This is what happens when society starts accepting imaginary identities and abandons rational thinking. Two accrediting medical bodies are trying to make medicine color blind and thereby are pushing an idea that could hurt or even kill a lot of people.
“The two accrediting bodies for American medical schools now say that meritocracy is “malignant” and that race has “no genetic or scientific basis,” positions that many doctors worry will lower standards of care and endanger lives by discouraging vital genetic testing.
The Liaison Committee on Medical Education, which accredits all medical schools in North America, is co-sponsored by the American Medical Association (AMA) and the Association of American Medical Colleges (AAMC)—the same groups that on Oct. 30 released a controversial guide to “advancing health equity” through “language, narrative, and concepts.”
Those concepts include the ideas that “individualism and meritocracy” are “malignant narratives” that “create harm,” that using race as a proxy for genetics “leads directly to racial health inequities,” and that medical vulnerability is the “result of socially created processes” rather than biology.

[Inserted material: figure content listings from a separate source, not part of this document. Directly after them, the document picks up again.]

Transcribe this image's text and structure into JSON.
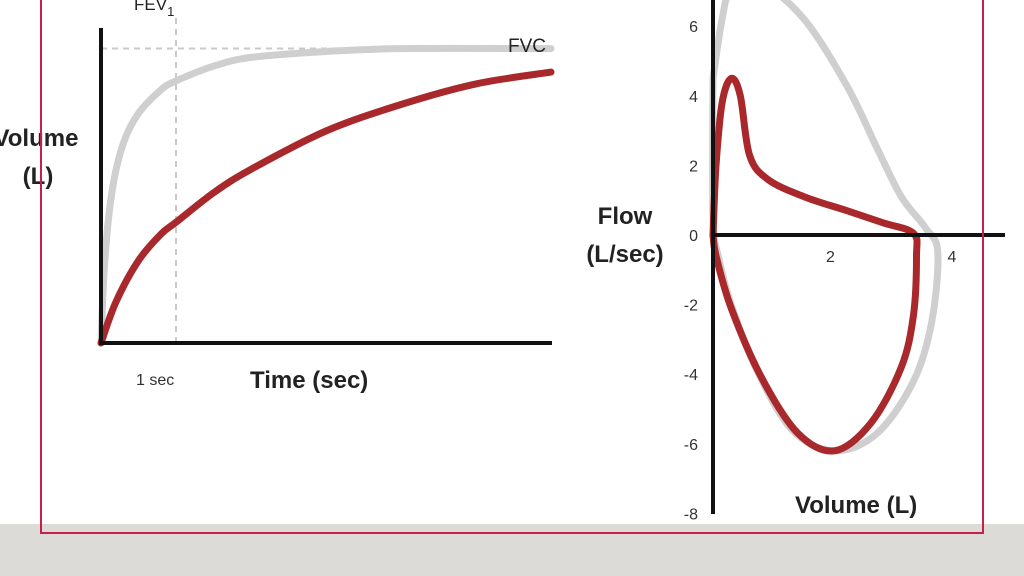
{
  "colors": {
    "normal": "#cfcfcf",
    "patient": "#a8282b",
    "axis": "#111111",
    "frame": "#c51f4a",
    "band": "#dcdbd8"
  },
  "chart_data": [
    {
      "type": "line",
      "xlabel": "Time (sec)",
      "ylabel": "Volume (L)",
      "ylabel_lines": [
        "Volume",
        "(L)"
      ],
      "annotations": {
        "fev1": "FEV",
        "fev1_sub": "1",
        "fvc": "FVC",
        "x_marker": "1 sec"
      },
      "x_marker_value": 1,
      "xlim": [
        0,
        6
      ],
      "ylim": [
        0,
        5.4
      ],
      "grid": false,
      "series": [
        {
          "color": "#cfcfcf",
          "points": [
            [
              0,
              0
            ],
            [
              0.05,
              1.4
            ],
            [
              0.15,
              2.6
            ],
            [
              0.3,
              3.4
            ],
            [
              0.5,
              3.9
            ],
            [
              0.8,
              4.3
            ],
            [
              1,
              4.45
            ],
            [
              1.5,
              4.7
            ],
            [
              2,
              4.85
            ],
            [
              3,
              4.95
            ],
            [
              4,
              5.0
            ],
            [
              6,
              5.0
            ]
          ]
        },
        {
          "color": "#a8282b",
          "points": [
            [
              0,
              0
            ],
            [
              0.2,
              0.7
            ],
            [
              0.5,
              1.4
            ],
            [
              0.8,
              1.85
            ],
            [
              1,
              2.05
            ],
            [
              1.5,
              2.55
            ],
            [
              2,
              2.95
            ],
            [
              3,
              3.6
            ],
            [
              4,
              4.05
            ],
            [
              5,
              4.4
            ],
            [
              6,
              4.6
            ]
          ]
        }
      ]
    },
    {
      "type": "line",
      "xlabel": "Volume (L)",
      "ylabel": "Flow (L/sec)",
      "ylabel_lines": [
        "Flow",
        "(L/sec)"
      ],
      "x_ticks": [
        2,
        4
      ],
      "y_ticks": [
        6,
        4,
        2,
        0,
        -2,
        -4,
        -6,
        -8
      ],
      "y_tick_labels": [
        "6",
        "4",
        "2",
        "0",
        "-2",
        "-4",
        "-6",
        "-8"
      ],
      "xlim": [
        0,
        6.7
      ],
      "ylim": [
        -8,
        6.7
      ],
      "grid": false,
      "series": [
        {
          "color": "#cfcfcf",
          "points": [
            [
              0,
              4.5
            ],
            [
              0.15,
              6.2
            ],
            [
              0.3,
              7.0
            ],
            [
              0.8,
              7.2
            ],
            [
              1.5,
              6.2
            ],
            [
              2.2,
              4.3
            ],
            [
              2.7,
              2.5
            ],
            [
              3.1,
              1.1
            ],
            [
              3.5,
              0.2
            ],
            [
              3.7,
              -0.5
            ],
            [
              3.6,
              -2.5
            ],
            [
              3.3,
              -4.2
            ],
            [
              2.7,
              -5.7
            ],
            [
              2,
              -6.2
            ],
            [
              1.3,
              -5.6
            ],
            [
              0.7,
              -3.8
            ],
            [
              0.3,
              -2.0
            ],
            [
              0.1,
              -0.7
            ],
            [
              0,
              0.5
            ],
            [
              0,
              4.5
            ]
          ]
        },
        {
          "color": "#a8282b",
          "points": [
            [
              0,
              0
            ],
            [
              0.05,
              2.0
            ],
            [
              0.15,
              3.8
            ],
            [
              0.3,
              4.5
            ],
            [
              0.45,
              4.0
            ],
            [
              0.6,
              2.3
            ],
            [
              0.9,
              1.6
            ],
            [
              1.5,
              1.1
            ],
            [
              2.2,
              0.7
            ],
            [
              2.8,
              0.35
            ],
            [
              3.3,
              0.05
            ],
            [
              3.35,
              -0.6
            ],
            [
              3.3,
              -2.3
            ],
            [
              3.1,
              -3.8
            ],
            [
              2.6,
              -5.4
            ],
            [
              2,
              -6.2
            ],
            [
              1.4,
              -5.7
            ],
            [
              0.8,
              -4.1
            ],
            [
              0.3,
              -2.1
            ],
            [
              0.05,
              -0.6
            ],
            [
              0,
              0
            ]
          ]
        }
      ]
    }
  ]
}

Integrating these ideas into medicine, five professors and practicing doctors told the Washington Free Beacon, would be a catastrophe, resulting in underqualified doctors, missed diagnoses, and unscientific medical school curricula.
The guidance won’t just influence the way doctors talk, these practitioners said, but also what they know and how they treat patients. It could even make them unwilling to screen racial minorities for serious conditions—including many types of cancer—that they are more likely to inherit, on the mistaken belief that genes play no role in racial health disparities.
“Some vulnerability isn’t about economic or social marginalization,” said Jeff Singer, a general surgeon in Arizona. “A lot of conditions”—such as Tay-Sachs, which disproportionately impacts Ashkenazi Jews, and triple-negative breast cancer, which disproportionately affects black women—”vary based on genetics. We’re talking about matters of life and death here.”
Singer’s warning echoes the argument that five black professors in March made in the New England Journal of Medicine, where they described genetic denialism as “a form of naive ‘color blindness'” that would “perpetuate and potentially exacerbate disparities.”
As Americans, we are all equal, but we all come from different places and our heritage helped shape us giving us the bodies we have today. So of course a black person is going to have different immunities than an Asian, or Anglo-Saxon. This is common sense. But the woke are trying to impose their beliefs on everything and in this case, they may kill people in doing so. Medicine is just not a place where the left should be trying to impose their imaginary B.S. and in this case, the idea that we are all exactly the same.